Leave it to Rubin, however, to get all deep about it. In a think piece about Friday's incident, he observes that while he's cruised through his career at his size, woman in the on-air TV news business are always reminded about their weight:
It's a double standard, to be sure.
In his essay for the site Medium, Rubin highlights the obvious—that a man of his size is simply normal by contemporary American standards:
If you were to hook me up to a polygraph machine and ask me if I thought I was out and out fat; I would say that I wasn’t. Sure, I can stand to lose a few pounds; who couldn’t. But am I among the morbidly obese? I don’t think so.

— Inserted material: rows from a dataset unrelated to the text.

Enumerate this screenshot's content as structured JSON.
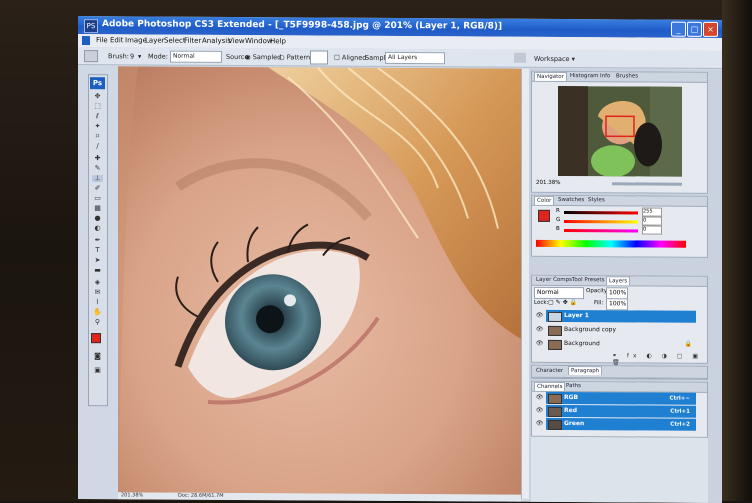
{
  "window": {
    "app_icon": "PS",
    "title": "Adobe Photoshop CS3 Extended - [_T5F9998-458.jpg @ 201% (Layer 1, RGB/8)]",
    "minimize": "_",
    "maximize": "□",
    "close": "×"
  },
  "menu": [
    "File",
    "Edit",
    "Image",
    "Layer",
    "Select",
    "Filter",
    "Analysis",
    "View",
    "Window",
    "Help"
  ],
  "options": {
    "brush_label": "Brush:",
    "brush_size": "9",
    "mode_label": "Mode:",
    "mode_value": "Normal",
    "source_label": "Source:",
    "sampled": "Sampled",
    "pattern": "Pattern:",
    "aligned": "Aligned",
    "sample_label": "Sample:",
    "sample_value": "All Layers",
    "workspace": "Workspace ▾"
  },
  "toolbox": {
    "logo": "Ps"
  },
  "status": {
    "zoom": "201.38%",
    "doc": "Doc: 28.6M/61.7M"
  },
  "navigator": {
    "tabs": [
      "Navigator",
      "Histogram",
      "Info",
      "Brushes"
    ],
    "zoom": "201.38%"
  },
  "color_panel": {
    "tabs": [
      "Color",
      "Swatches",
      "Styles"
    ],
    "r_label": "R",
    "r_value": "255",
    "g_label": "G",
    "g_value": "0",
    "b_label": "B",
    "b_value": "0"
  },
  "layers_panel": {
    "tabs": [
      "Layer Comps",
      "Tool Presets",
      "Layers"
    ],
    "blend_mode": "Normal",
    "opacity_label": "Opacity:",
    "opacity_value": "100%",
    "lock_label": "Lock:",
    "fill_label": "Fill:",
    "fill_value": "100%",
    "layers": [
      "Layer 1",
      "Background copy",
      "Background"
    ]
  },
  "character_panel": {
    "tabs": [
      "Character",
      "Paragraph"
    ]
  },
  "channels_panel": {
    "tabs": [
      "Channels",
      "Paths"
    ],
    "channels": [
      {
        "name": "RGB",
        "shortcut": "Ctrl+~"
      },
      {
        "name": "Red",
        "shortcut": "Ctrl+1"
      },
      {
        "name": "Green",
        "shortcut": "Ctrl+2"
      }
    ]
  },
  "colors": {
    "accent": "#1f7fd0",
    "titlebar": "#1f5bc8",
    "foreground": "#e0231b"
  }
}
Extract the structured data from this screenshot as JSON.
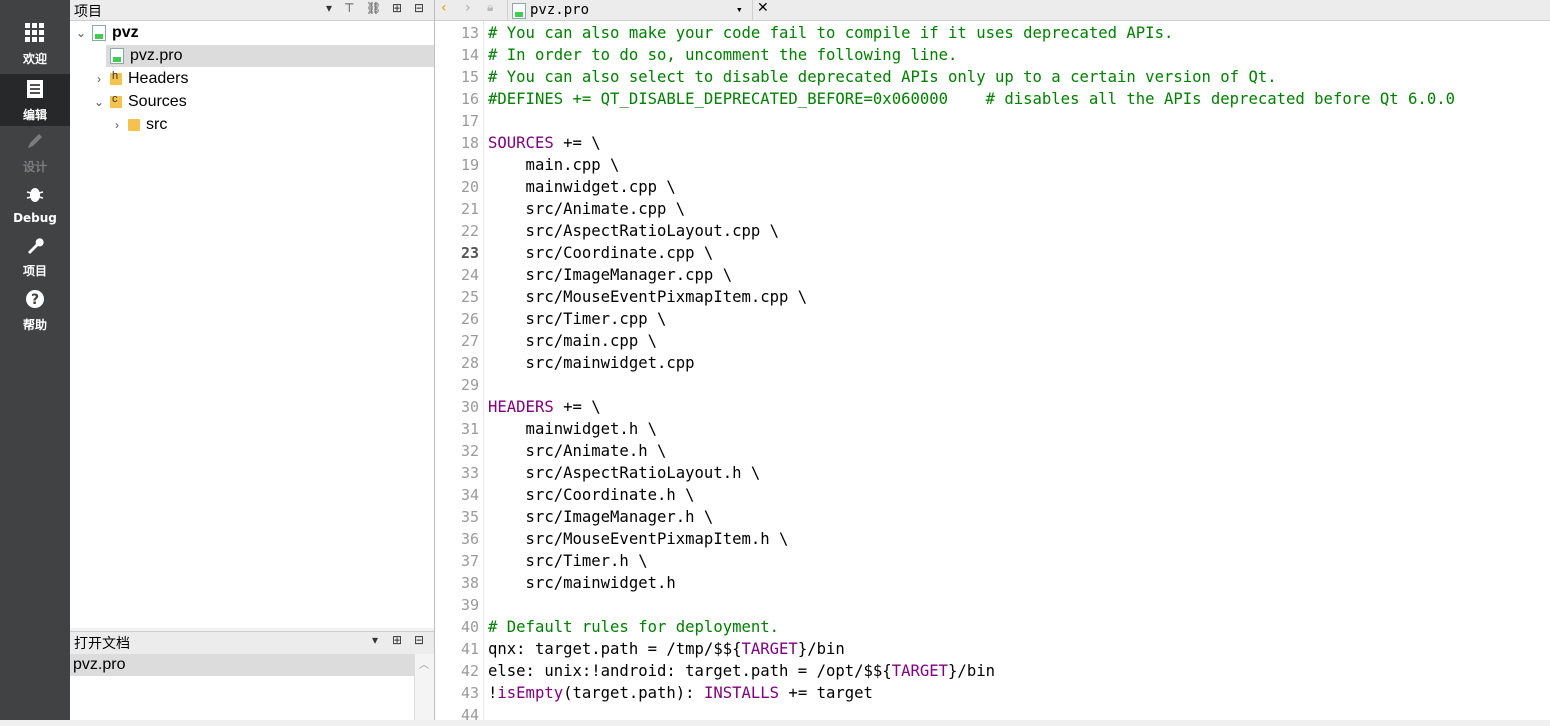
{
  "modes": [
    {
      "label": "欢迎",
      "icon": "grid-icon",
      "active": false,
      "disabled": false
    },
    {
      "label": "编辑",
      "icon": "document-icon",
      "active": true,
      "disabled": false
    },
    {
      "label": "设计",
      "icon": "pencil-icon",
      "active": false,
      "disabled": true
    },
    {
      "label": "Debug",
      "icon": "bug-icon",
      "active": false,
      "disabled": false
    },
    {
      "label": "项目",
      "icon": "wrench-icon",
      "active": false,
      "disabled": false
    },
    {
      "label": "帮助",
      "icon": "help-icon",
      "active": false,
      "disabled": false
    }
  ],
  "project_panel": {
    "title": "项目",
    "tree": [
      {
        "label": "pvz",
        "depth": 0,
        "expanded": true,
        "icon": "project-icon",
        "bold": true
      },
      {
        "label": "pvz.pro",
        "depth": 1,
        "icon": "pro-file-icon",
        "selected": true
      },
      {
        "label": "Headers",
        "depth": 1,
        "expanded": false,
        "icon": "headers-folder-icon"
      },
      {
        "label": "Sources",
        "depth": 1,
        "expanded": true,
        "icon": "sources-folder-icon"
      },
      {
        "label": "src",
        "depth": 2,
        "expanded": false,
        "icon": "folder-icon"
      }
    ]
  },
  "open_docs": {
    "title": "打开文档",
    "items": [
      "pvz.pro"
    ]
  },
  "editor": {
    "file_name": "pvz.pro",
    "current_line": 23,
    "lines": [
      {
        "n": "13",
        "segs": [
          {
            "t": "# You can also make your code fail to compile if it uses deprecated APIs.",
            "c": "cm"
          }
        ]
      },
      {
        "n": "14",
        "segs": [
          {
            "t": "# In order to do so, uncomment the following line.",
            "c": "cm"
          }
        ]
      },
      {
        "n": "15",
        "segs": [
          {
            "t": "# You can also select to disable deprecated APIs only up to a certain version of Qt.",
            "c": "cm"
          }
        ]
      },
      {
        "n": "16",
        "segs": [
          {
            "t": "#DEFINES += QT_DISABLE_DEPRECATED_BEFORE=0x060000    # disables all the APIs deprecated before Qt 6.0.0",
            "c": "cm"
          }
        ]
      },
      {
        "n": "17",
        "segs": []
      },
      {
        "n": "18",
        "segs": [
          {
            "t": "SOURCES",
            "c": "kw"
          },
          {
            "t": " += \\",
            "c": ""
          }
        ]
      },
      {
        "n": "19",
        "segs": [
          {
            "t": "    main.cpp \\",
            "c": ""
          }
        ]
      },
      {
        "n": "20",
        "segs": [
          {
            "t": "    mainwidget.cpp \\",
            "c": ""
          }
        ]
      },
      {
        "n": "21",
        "segs": [
          {
            "t": "    src/Animate.cpp \\",
            "c": ""
          }
        ]
      },
      {
        "n": "22",
        "segs": [
          {
            "t": "    src/AspectRatioLayout.cpp \\",
            "c": ""
          }
        ]
      },
      {
        "n": "23",
        "segs": [
          {
            "t": "    src/Coordinate.cpp \\",
            "c": ""
          }
        ]
      },
      {
        "n": "24",
        "segs": [
          {
            "t": "    src/ImageManager.cpp \\",
            "c": ""
          }
        ]
      },
      {
        "n": "25",
        "segs": [
          {
            "t": "    src/MouseEventPixmapItem.cpp \\",
            "c": ""
          }
        ]
      },
      {
        "n": "26",
        "segs": [
          {
            "t": "    src/Timer.cpp \\",
            "c": ""
          }
        ]
      },
      {
        "n": "27",
        "segs": [
          {
            "t": "    src/main.cpp \\",
            "c": ""
          }
        ]
      },
      {
        "n": "28",
        "segs": [
          {
            "t": "    src/mainwidget.cpp",
            "c": ""
          }
        ]
      },
      {
        "n": "29",
        "segs": []
      },
      {
        "n": "30",
        "segs": [
          {
            "t": "HEADERS",
            "c": "kw"
          },
          {
            "t": " += \\",
            "c": ""
          }
        ]
      },
      {
        "n": "31",
        "segs": [
          {
            "t": "    mainwidget.h \\",
            "c": ""
          }
        ]
      },
      {
        "n": "32",
        "segs": [
          {
            "t": "    src/Animate.h \\",
            "c": ""
          }
        ]
      },
      {
        "n": "33",
        "segs": [
          {
            "t": "    src/AspectRatioLayout.h \\",
            "c": ""
          }
        ]
      },
      {
        "n": "34",
        "segs": [
          {
            "t": "    src/Coordinate.h \\",
            "c": ""
          }
        ]
      },
      {
        "n": "35",
        "segs": [
          {
            "t": "    src/ImageManager.h \\",
            "c": ""
          }
        ]
      },
      {
        "n": "36",
        "segs": [
          {
            "t": "    src/MouseEventPixmapItem.h \\",
            "c": ""
          }
        ]
      },
      {
        "n": "37",
        "segs": [
          {
            "t": "    src/Timer.h \\",
            "c": ""
          }
        ]
      },
      {
        "n": "38",
        "segs": [
          {
            "t": "    src/mainwidget.h",
            "c": ""
          }
        ]
      },
      {
        "n": "39",
        "segs": []
      },
      {
        "n": "40",
        "segs": [
          {
            "t": "# Default rules for deployment.",
            "c": "cm"
          }
        ]
      },
      {
        "n": "41",
        "segs": [
          {
            "t": "qnx: target.path = /tmp/$${",
            "c": ""
          },
          {
            "t": "TARGET",
            "c": "kw"
          },
          {
            "t": "}/bin",
            "c": ""
          }
        ]
      },
      {
        "n": "42",
        "segs": [
          {
            "t": "else: unix:!android: target.path = /opt/$${",
            "c": ""
          },
          {
            "t": "TARGET",
            "c": "kw"
          },
          {
            "t": "}/bin",
            "c": ""
          }
        ]
      },
      {
        "n": "43",
        "segs": [
          {
            "t": "!",
            "c": ""
          },
          {
            "t": "isEmpty",
            "c": "kw"
          },
          {
            "t": "(target.path): ",
            "c": ""
          },
          {
            "t": "INSTALLS",
            "c": "kw"
          },
          {
            "t": " += target",
            "c": ""
          }
        ]
      },
      {
        "n": "44",
        "segs": []
      }
    ]
  },
  "colors": {
    "comment": "#008000",
    "keyword": "#800080",
    "modebar": "#404244"
  }
}
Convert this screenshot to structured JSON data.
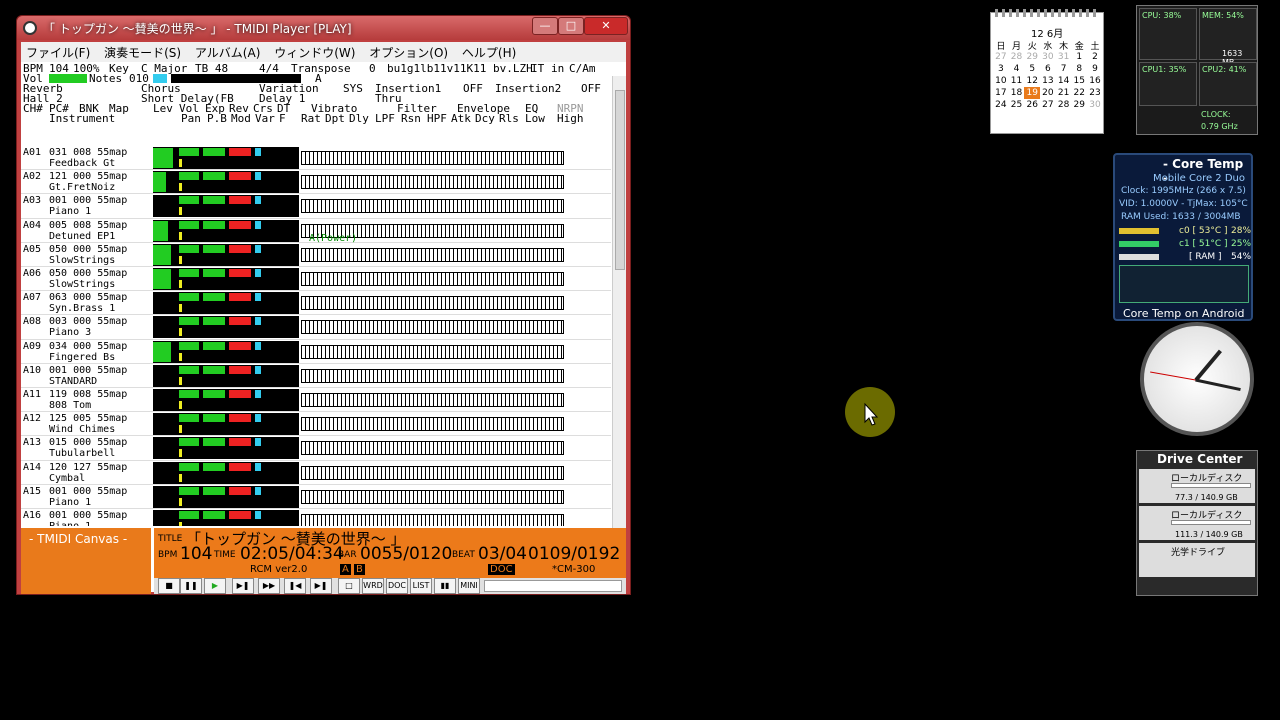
{
  "window": {
    "title": "「 トップガン ～賛美の世界～ 」 - TMIDI Player [PLAY]",
    "min_glyph": "—",
    "max_glyph": "□",
    "close_glyph": "✕"
  },
  "menu": [
    "ファイル(F)",
    "演奏モード(S)",
    "アルバム(A)",
    "ウィンドウ(W)",
    "オプション(O)",
    "ヘルプ(H)"
  ],
  "header": {
    "bpm_label": "BPM",
    "bpm": "104",
    "pct": "100%",
    "key_label": "Key",
    "key": "C Major",
    "tb": "TB 48",
    "sig": "4/4",
    "transpose_label": "Transpose",
    "transpose": "0",
    "file": "bu1g1lb11v11K11 bv.LZH",
    "it": "IT",
    "in": "in",
    "cam": "C/Am",
    "vol_label": "Vol",
    "notes_label": "Notes",
    "notes": "010",
    "marker": "A",
    "reverb_label": "Reverb",
    "reverb": "Hall 2",
    "chorus_label": "Chorus",
    "chorus": "Short Delay(FB",
    "variation_label": "Variation",
    "variation": "Delay 1",
    "sys_label": "SYS",
    "thru": "Thru",
    "insertion1_label": "Insertion1",
    "insertion1": "OFF",
    "insertion2_label": "Insertion2",
    "insertion2": "OFF",
    "col_ch": "CH#",
    "col_pc": "PC#",
    "col_bnk": "BNK",
    "col_map": "Map",
    "col_instrument": "Instrument",
    "col_lev": "Lev",
    "col_vol": "Vol",
    "col_exp": "Exp",
    "col_rev": "Rev",
    "col_crs": "Crs",
    "col_dt": "DT",
    "col_pan": "Pan",
    "col_pb": "P.B",
    "col_mod": "Mod",
    "col_var": "Var",
    "col_f": "F",
    "col_vibrato": "Vibrato",
    "col_filter": "Filter",
    "col_envelope": "Envelope",
    "col_eq": "EQ",
    "col_nrpn": "NRPN",
    "col_rat": "Rat",
    "col_dpt": "Dpt",
    "col_dly": "Dly",
    "col_lpf": "LPF",
    "col_rsn": "Rsn",
    "col_hpf": "HPF",
    "col_atk": "Atk",
    "col_dcy": "Dcy",
    "col_rls": "Rls",
    "col_low": "Low",
    "col_high": "High"
  },
  "channels": [
    {
      "ch": "A01",
      "pc": "031",
      "bnk": "008",
      "map": "55map",
      "instrument": "Feedback Gt",
      "lev": 0.9
    },
    {
      "ch": "A02",
      "pc": "121",
      "bnk": "000",
      "map": "55map",
      "instrument": "Gt.FretNoiz",
      "lev": 0.6
    },
    {
      "ch": "A03",
      "pc": "001",
      "bnk": "000",
      "map": "55map",
      "instrument": "Piano 1",
      "lev": 0.0
    },
    {
      "ch": "A04",
      "pc": "005",
      "bnk": "008",
      "map": "55map",
      "instrument": "Detuned EP1",
      "lev": 0.7,
      "note": "A(Power)"
    },
    {
      "ch": "A05",
      "pc": "050",
      "bnk": "000",
      "map": "55map",
      "instrument": "SlowStrings",
      "lev": 0.8
    },
    {
      "ch": "A06",
      "pc": "050",
      "bnk": "000",
      "map": "55map",
      "instrument": "SlowStrings",
      "lev": 0.8
    },
    {
      "ch": "A07",
      "pc": "063",
      "bnk": "000",
      "map": "55map",
      "instrument": "Syn.Brass 1",
      "lev": 0.0
    },
    {
      "ch": "A08",
      "pc": "003",
      "bnk": "000",
      "map": "55map",
      "instrument": "Piano 3",
      "lev": 0.0
    },
    {
      "ch": "A09",
      "pc": "034",
      "bnk": "000",
      "map": "55map",
      "instrument": "Fingered Bs",
      "lev": 0.8
    },
    {
      "ch": "A10",
      "pc": "001",
      "bnk": "000",
      "map": "55map",
      "instrument": "STANDARD",
      "lev": 0.0
    },
    {
      "ch": "A11",
      "pc": "119",
      "bnk": "008",
      "map": "55map",
      "instrument": "808 Tom",
      "lev": 0.0
    },
    {
      "ch": "A12",
      "pc": "125",
      "bnk": "005",
      "map": "55map",
      "instrument": "Wind Chimes",
      "lev": 0.0
    },
    {
      "ch": "A13",
      "pc": "015",
      "bnk": "000",
      "map": "55map",
      "instrument": "Tubularbell",
      "lev": 0.0
    },
    {
      "ch": "A14",
      "pc": "120",
      "bnk": "127",
      "map": "55map",
      "instrument": "Cymbal",
      "lev": 0.0
    },
    {
      "ch": "A15",
      "pc": "001",
      "bnk": "000",
      "map": "55map",
      "instrument": "Piano 1",
      "lev": 0.0
    },
    {
      "ch": "A16",
      "pc": "001",
      "bnk": "000",
      "map": "55map",
      "instrument": "Piano 1",
      "lev": 0.0
    }
  ],
  "canvas": {
    "title": "- TMIDI Canvas -"
  },
  "status": {
    "title_label": "TITLE",
    "title": "「トップガン ～賛美の世界～ 」",
    "bpm_label": "BPM",
    "bpm": "104",
    "time_label": "TIME",
    "time": "02:05/04:34",
    "bar_label": "BAR",
    "bar": "0055/0120",
    "beat_label": "BEAT",
    "beat": "03/04",
    "tick": "0109/0192",
    "rcm": "RCM ver2.0",
    "doc": "DOC",
    "cm": "*CM-300",
    "a": "A",
    "b": "B"
  },
  "controls": [
    "■",
    "❚❚",
    "▶",
    "▶❚",
    "▶▶",
    "❚◀",
    "▶❚",
    "□",
    "WRD",
    "DOC",
    "LIST",
    "▮▮",
    "MINI"
  ],
  "calendar": {
    "month": "12 6月",
    "days": [
      "日",
      "月",
      "火",
      "水",
      "木",
      "金",
      "土"
    ],
    "grid": [
      "27",
      "28",
      "29",
      "30",
      "31",
      "1",
      "2",
      "3",
      "4",
      "5",
      "6",
      "7",
      "8",
      "9",
      "10",
      "11",
      "12",
      "13",
      "14",
      "15",
      "16",
      "17",
      "18",
      "19",
      "20",
      "21",
      "22",
      "23",
      "24",
      "25",
      "26",
      "27",
      "28",
      "29",
      "30"
    ],
    "today": "19"
  },
  "cpu": {
    "cpu": "CPU: 38%",
    "mem": "MEM: 54%",
    "mem_size": "1633 MB",
    "cpu1": "CPU1: 35%",
    "cpu2": "CPU2: 41%",
    "clock_label": "CLOCK:",
    "clock": "0.79 GHz"
  },
  "coretemp": {
    "title": "- Core Temp -",
    "model": "Mobile Core 2 Duo",
    "clock": "Clock: 1995MHz (266 x 7.5)",
    "vid": "VID: 1.0000V - TjMax: 105°C",
    "ram": "RAM Used: 1633 / 3004MB",
    "c0": "c0 [ 53°C ]",
    "c0_pct": "28%",
    "c1": "c1 [ 51°C ]",
    "c1_pct": "25%",
    "ram_label": "[ RAM ]",
    "ram_pct": "54%",
    "footer": "Core Temp on Android"
  },
  "drive": {
    "title": "Drive Center",
    "d1_name": "ローカルディスク",
    "d1_size": "77.3 / 140.9 GB",
    "d2_name": "ローカルディスク",
    "d2_size": "111.3 / 140.9 GB",
    "d3_name": "光学ドライブ"
  },
  "colors": {
    "accent_orange": "#ec7a1a",
    "window_red": "#c04040",
    "meter_green": "#22cc22"
  }
}
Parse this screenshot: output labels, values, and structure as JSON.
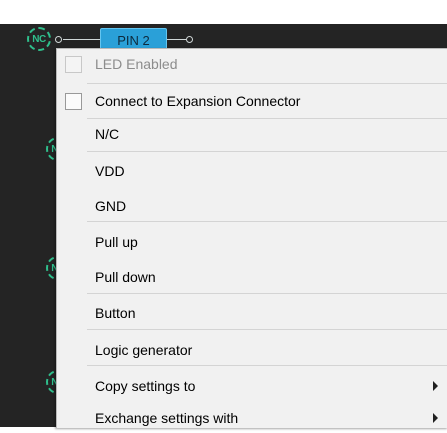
{
  "pin": {
    "label": "PIN 2"
  },
  "nc_label": "NC",
  "menu": {
    "items": [
      {
        "label": "LED Enabled",
        "checkbox": true,
        "disabled": true
      },
      {
        "label": "Connect to Expansion Connector",
        "checkbox": true
      },
      {
        "label": "N/C"
      },
      {
        "label": "VDD"
      },
      {
        "label": "GND"
      },
      {
        "label": "Pull up"
      },
      {
        "label": "Pull down"
      },
      {
        "label": "Button"
      },
      {
        "label": "Logic generator"
      },
      {
        "label": "Copy settings to",
        "submenu": true
      },
      {
        "label": "Exchange settings with",
        "submenu": true
      }
    ]
  },
  "colors": {
    "background": "#242424",
    "nc_icon": "#2fbf8c",
    "pin_badge": "#2aa0d8",
    "menu_bg": "#f1f1f1"
  }
}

But women in TV news are held to much higher standards, especially in L.A., the second largest news market in America and the home of Hollywood.
For the most part, women in local television news have perfect if not nearly unobtainable bodies.
Rubin reflects on “the lucky position I am in” as a man and writes that none of his supervisors has criticized him for his size.
The same can't be said for his female colleagues:
The world won’t end if I am both jolly and maybe a touch jiggly, but heaven help us, if one of my female colleagues is truly heavy. There are woman on air who, like me, could stand to lose a few pounds, but that is a very rare circumstance; and in the entire 20-plus years I have worked on the air, none of my bosses have every said anything to me about my weight. I know that virtually every woman I have worked with has not been able to avoid those same conversations.
It's man of him to admit. With Rubin there truly is more to love.